1, postoperative pathological diagnosis criteria
Must have 4 of the 5 features under the microscope to confirm the diagnosis:
(1) Segmental all-wall inflammation.
(2) A fissure ulcer.
(3) The submucosal height is widened (caused by edema, lymphatic vessels, vasodilation, etc.).
(4) Lymphocyte aggregation.
(5) Sarcoidic granuloma (non-caseous epithelioid granuloma), and no intestinal necrosis of the intestinal wall and mesenteric lymph nodes.
2. Clinical diagnostic criteria are not yet uniform
Has a typical clinical manifestations, the following conditions should be considered in the small intestine Crohn disease: small intestine segmental chronic inflammation, X-ray barium angiography with typical Crohn's disease signs or pathological tissue (including biopsy or surgical materials) have granulomas, No cheese necrosis in the center.
Colonic Crohn's disease should be considered in the following cases: colonic segmental chronic inflammation, with Crohn's disease in the small intestine, typical Crohn's disease manifested by X-ray or colonoscopy, histopathology with granuloma, and no cheese necrosis at the center.
There are various suggestions for specific diagnostic criteria at home and abroad. The following two are recommended for reference.
(1) Peking Union Medical College Hospital proposes the following standards:
1 typical clinical symptoms.
2X line showed gastrointestinal fissure ulcer, pebbles, pseudopolyps, multiple stenosis, fistula formation and so on. The lesions are distributed in segments. CT can show thickened intestinal fistula, pelvic or abdominal abscess.
3 Longitudinal or sacral ulcers with a leaping pattern were seen under endoscopy. The surrounding mucosa was normal or hyperplasia with pebbles or lesion biopsy with non-caseous necrotizing granulomas or massive lymphocyte aggregation.
If both 1 and 2 or 3 are clinically diagnosed as Crohn's disease. When the differential diagnosis is difficult, surgical exploration should be performed to obtain a pathological diagnosis.

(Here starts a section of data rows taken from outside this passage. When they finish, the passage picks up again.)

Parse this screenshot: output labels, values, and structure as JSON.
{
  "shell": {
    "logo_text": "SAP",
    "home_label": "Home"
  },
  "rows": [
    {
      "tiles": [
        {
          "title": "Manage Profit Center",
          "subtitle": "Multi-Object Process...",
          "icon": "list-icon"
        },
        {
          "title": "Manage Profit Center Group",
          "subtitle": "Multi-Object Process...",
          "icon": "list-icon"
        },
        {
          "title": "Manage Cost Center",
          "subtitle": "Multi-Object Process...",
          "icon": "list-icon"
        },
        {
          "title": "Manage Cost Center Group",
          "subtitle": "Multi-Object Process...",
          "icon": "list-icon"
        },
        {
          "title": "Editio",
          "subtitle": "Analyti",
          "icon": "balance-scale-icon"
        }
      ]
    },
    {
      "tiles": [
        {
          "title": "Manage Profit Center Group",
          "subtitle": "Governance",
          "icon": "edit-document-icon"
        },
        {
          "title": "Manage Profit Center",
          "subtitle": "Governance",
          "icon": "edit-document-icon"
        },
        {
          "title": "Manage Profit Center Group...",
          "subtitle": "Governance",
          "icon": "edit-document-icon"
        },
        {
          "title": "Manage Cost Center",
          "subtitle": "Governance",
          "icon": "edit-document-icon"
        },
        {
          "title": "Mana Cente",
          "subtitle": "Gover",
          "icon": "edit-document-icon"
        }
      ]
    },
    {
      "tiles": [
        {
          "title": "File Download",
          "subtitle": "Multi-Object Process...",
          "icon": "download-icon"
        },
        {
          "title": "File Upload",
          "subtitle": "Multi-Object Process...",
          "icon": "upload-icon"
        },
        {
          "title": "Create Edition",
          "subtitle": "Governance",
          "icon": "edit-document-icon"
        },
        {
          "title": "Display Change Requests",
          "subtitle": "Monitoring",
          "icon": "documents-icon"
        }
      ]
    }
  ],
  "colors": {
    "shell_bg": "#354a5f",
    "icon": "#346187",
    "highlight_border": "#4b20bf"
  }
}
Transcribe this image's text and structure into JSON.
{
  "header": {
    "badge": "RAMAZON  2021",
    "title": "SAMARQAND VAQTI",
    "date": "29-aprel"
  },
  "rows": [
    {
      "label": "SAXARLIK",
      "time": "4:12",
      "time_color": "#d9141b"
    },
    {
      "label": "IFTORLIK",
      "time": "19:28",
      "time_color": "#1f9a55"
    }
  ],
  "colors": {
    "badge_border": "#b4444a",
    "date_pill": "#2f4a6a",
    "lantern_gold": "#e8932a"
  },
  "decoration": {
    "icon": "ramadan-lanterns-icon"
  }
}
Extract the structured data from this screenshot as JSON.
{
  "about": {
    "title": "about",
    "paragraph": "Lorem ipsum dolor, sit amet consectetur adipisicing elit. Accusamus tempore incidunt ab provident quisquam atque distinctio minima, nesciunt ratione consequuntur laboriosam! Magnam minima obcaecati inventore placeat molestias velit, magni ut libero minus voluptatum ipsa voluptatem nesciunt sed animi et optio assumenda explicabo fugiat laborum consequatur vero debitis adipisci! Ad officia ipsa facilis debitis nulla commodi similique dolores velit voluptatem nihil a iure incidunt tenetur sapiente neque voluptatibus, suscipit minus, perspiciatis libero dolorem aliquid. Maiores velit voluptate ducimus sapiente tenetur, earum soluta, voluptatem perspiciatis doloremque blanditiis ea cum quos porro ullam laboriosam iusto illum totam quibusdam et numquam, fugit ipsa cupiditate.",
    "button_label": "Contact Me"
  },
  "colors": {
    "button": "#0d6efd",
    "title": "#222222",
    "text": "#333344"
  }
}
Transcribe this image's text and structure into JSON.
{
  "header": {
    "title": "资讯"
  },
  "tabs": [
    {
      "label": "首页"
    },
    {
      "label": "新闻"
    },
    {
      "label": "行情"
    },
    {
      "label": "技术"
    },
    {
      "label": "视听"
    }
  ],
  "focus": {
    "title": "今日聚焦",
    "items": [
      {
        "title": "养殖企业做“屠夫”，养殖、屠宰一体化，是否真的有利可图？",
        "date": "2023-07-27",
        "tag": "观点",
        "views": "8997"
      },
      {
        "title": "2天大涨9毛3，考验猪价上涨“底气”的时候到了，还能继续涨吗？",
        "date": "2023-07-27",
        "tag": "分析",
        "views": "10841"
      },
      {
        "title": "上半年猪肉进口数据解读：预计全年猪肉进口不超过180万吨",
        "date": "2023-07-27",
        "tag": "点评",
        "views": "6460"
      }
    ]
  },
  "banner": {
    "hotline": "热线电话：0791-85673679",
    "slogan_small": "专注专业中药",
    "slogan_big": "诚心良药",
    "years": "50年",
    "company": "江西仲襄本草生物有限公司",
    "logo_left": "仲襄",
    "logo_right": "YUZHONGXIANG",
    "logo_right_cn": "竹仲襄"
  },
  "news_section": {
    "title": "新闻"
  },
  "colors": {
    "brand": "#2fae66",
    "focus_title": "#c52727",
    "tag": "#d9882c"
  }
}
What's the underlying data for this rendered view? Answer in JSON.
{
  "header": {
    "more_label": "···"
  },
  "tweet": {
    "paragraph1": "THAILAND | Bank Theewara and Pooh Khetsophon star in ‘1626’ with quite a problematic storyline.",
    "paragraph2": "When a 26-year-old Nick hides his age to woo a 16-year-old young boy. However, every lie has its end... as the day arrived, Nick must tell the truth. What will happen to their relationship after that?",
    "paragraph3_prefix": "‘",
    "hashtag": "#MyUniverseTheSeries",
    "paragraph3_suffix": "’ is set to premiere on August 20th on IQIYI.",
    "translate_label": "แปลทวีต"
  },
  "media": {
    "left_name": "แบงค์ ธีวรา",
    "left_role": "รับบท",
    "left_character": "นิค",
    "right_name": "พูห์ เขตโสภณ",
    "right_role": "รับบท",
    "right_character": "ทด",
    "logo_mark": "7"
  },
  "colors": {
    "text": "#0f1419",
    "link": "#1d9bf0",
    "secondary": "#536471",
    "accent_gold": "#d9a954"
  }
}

(2) Standards recommended by the Japanese Society of Digestive Diseases:
1 discontinuous regional lesions.
2 paving stone samples or longitudinal ulcers.
3 total wall inflammation.
4 non-caseous epithelioid granuloma.
5 cracked ulcers.
6 anal lesions.
Those with 123 are suspected, plus 4 or 5 or 6 can be diagnosed. Or have 4, plus any two of 123 for diagnosis.